In his memoranda the President refers to his January 12, 2018 outline to adjust flaws in the JCPOA by May 12th and indicates that this withdrawal is a result of that change not taking place.
The Memoranda directs the re-imposition of all United States sanctions lifted or waved by the JCPOA and will include those under “the National Defense Authorization Act for Fiscal Year 2012, The Iran Sanctions Act of 1996, The Iran Threat Reduction and Syria Human Rights Act of 2012, and the Iran Freedom and counter-proliferation Act of 2012.”
There will be a two phase "wind-down" period to be coordinated by the Secretary of State and the Secretary of the Treasury,
“After the 90-day wind down period ends on August 6, 2018, the U.S. government will re-impose the following sanctions that were lifted pursuant to the JCPOA, including sanctions on associated services related to the activities below:
- The purchase or acquisition of U.S. dollar banknotes by the Government of Iran
- Iran’s trade in gold or precious metals
- The direct or indirect sale, supply, or transfer to or from Iran of graphite, raw, or semi-finished metals such as aluminum and steel, coal, and software for integrating industrial processes
- Significant transactions related to the purchase or sale of Iranian rials, or the maintenance of significant funds or accounts outside the territory of Iran denominated in the Iranian rial
- The purchase, subscription to, or facilitation of the issuance of Iranian sovereign debt
- Iran’s automotive sector.
In addition, following the 90-day wind-down period that ends on August 6, 2018, the U.S. government will revoke the following JCPOA-related authorizations under U.S. primary sanctions regarding Iran:
- The importation into the United States of Iranian-origin carpets and foodstuffs and certain related financial transactions pursuant to general licenses under the Iranian Transactions and Sanctions Regulations, 31 C.F.R. part 560 (ITSR)
- Activities undertaken pursuant to specific licenses issued in connection with the Statement of Licensing Policy for Activities Related to the Export or Re-export to Iran of Commercial Passenger Aircraft and Related Parts and Services (JCPOA SLP)
- Activities undertaken pursuant to General License I relating to contingent contracts for activities eligible for authorization under the JCPOA SLP”
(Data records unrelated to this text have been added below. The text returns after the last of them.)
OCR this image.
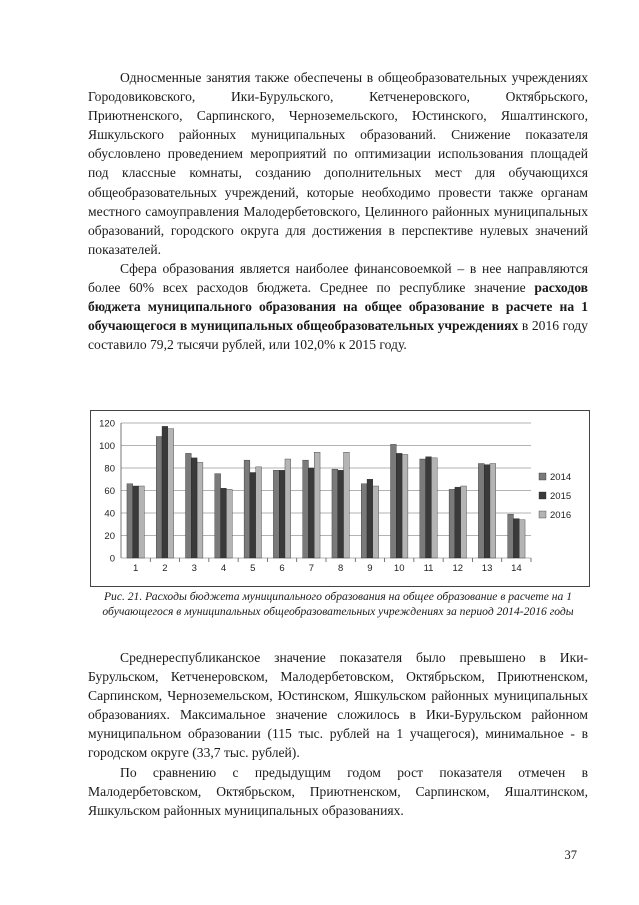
Односменные занятия также обеспечены в общеобразовательных учреждениях Городовиковского, Ики-Бурульского, Кетченеровского, Октябрьского, Приютненского, Сарпинского, Черноземельского, Юстинского, Яшалтинского, Яшкульского районных муниципальных образований. Снижение показателя обусловлено проведением мероприятий по оптимизации использования площадей под классные комнаты, созданию дополнительных мест для обучающихся общеобразовательных учреждений, которые необходимо провести также органам местного самоуправления Малодербетовского, Целинного районных муниципальных образований, городского округа для достижения в перспективе нулевых значений показателей.

Сфера образования является наиболее финансовоемкой – в нее направляются более 60% всех расходов бюджета. Среднее по республике значение расходов бюджета муниципального образования на общее образование в расчете на 1 обучающегося в муниципальных общеобразовательных учреждениях в 2016 году составило 79,2 тысячи рублей, или 102,0% к 2015 году.

0
20
40
60
80
100
120
1	2	3	4	5	6	7	8	9 10 11 12 13 14
2014
2015
2016
Рис. 21. Расходы бюджета муниципального образования на общее образование в расчете на 1 обучающегося в муниципальных общеобразовательных учреждениях за период 2014-2016 годы

Среднереспубликанское значение показателя было превышено в Ики-Бурульском, Кетченеровском, Малодербетовском, Октябрьском, Приютненском, Сарпинском, Черноземельском, Юстинском, Яшкульском районных муниципальных образованиях. Максимальное значение сложилось в Ики-Бурульском районном муниципальном образовании (115 тыс. рублей на 1 учащегося), минимальное - в городском округе (33,7 тыс. рублей).

По сравнению с предыдущим годом рост показателя отмечен в Малодербетовском, Октябрьском, Приютненском, Сарпинском, Яшалтинском, Яшкульском районных муниципальных образованиях.

37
“Following the 180-day wind-down period ending on November 4, 2018, the U.S. government will re-impose the following sanctions that were lifted pursuant to the JCPOA, including sanctions on associated services related to the activities below:
- Sanctions on Iran’s port operators, and shipping and shipbuilding sectors, including on the Islamic Republic of Iran Shipping Lines (IRISL), South Shipping Line Iran, or their affiliates
- Sanctions on petroleum-related transactions with, among others, the National Iranian Oil Company (NIOC), Naftiran Intertrade Company (NICO), and National Iranian Tanker Company (NITC), including the purchase of petroleum, petroleum products, or petrochemical products from Iran
- Sanctions on transactions by foreign financial institutions with the Central Bank of Iran and designated Iranian financial institutions under Section 1245 of the National Defense Authorization Act for Fiscal Year 2012 (NDAA)
- Sanctions on the provision of specialized financial messaging services to the Central Bank of Iran and Iranian financial institutions described in Section 104(c)(2)(E)(ii) of the Comprehensive Iran Sanctions and Divestment Act of 2010 (CISADA)
- Sanctions on the provision of underwriting services, insurance, or reinsurance
- Sanctions on Iran’s energy sector.”
Effective November 5, 2018 the U.S. government will revoke the authorization for U.S.-owned or -controlled foreign entities to wind down certain activities with the Government of Iran or persons subject to the jurisdiction of the Government of Iran that were previously authorized pursuant to General License H. In addition, it will re-impose the sanctions that applied to persons removed from the List of Specially Designated Nationals and Blocked Persons (SDN List) and/or other lists maintained by the U.S. government on January 16, 2016.
Persons and companies engaged in the above listed activities should take the necessary steps to wind down their involvement to avoid sanctions or enforcement action.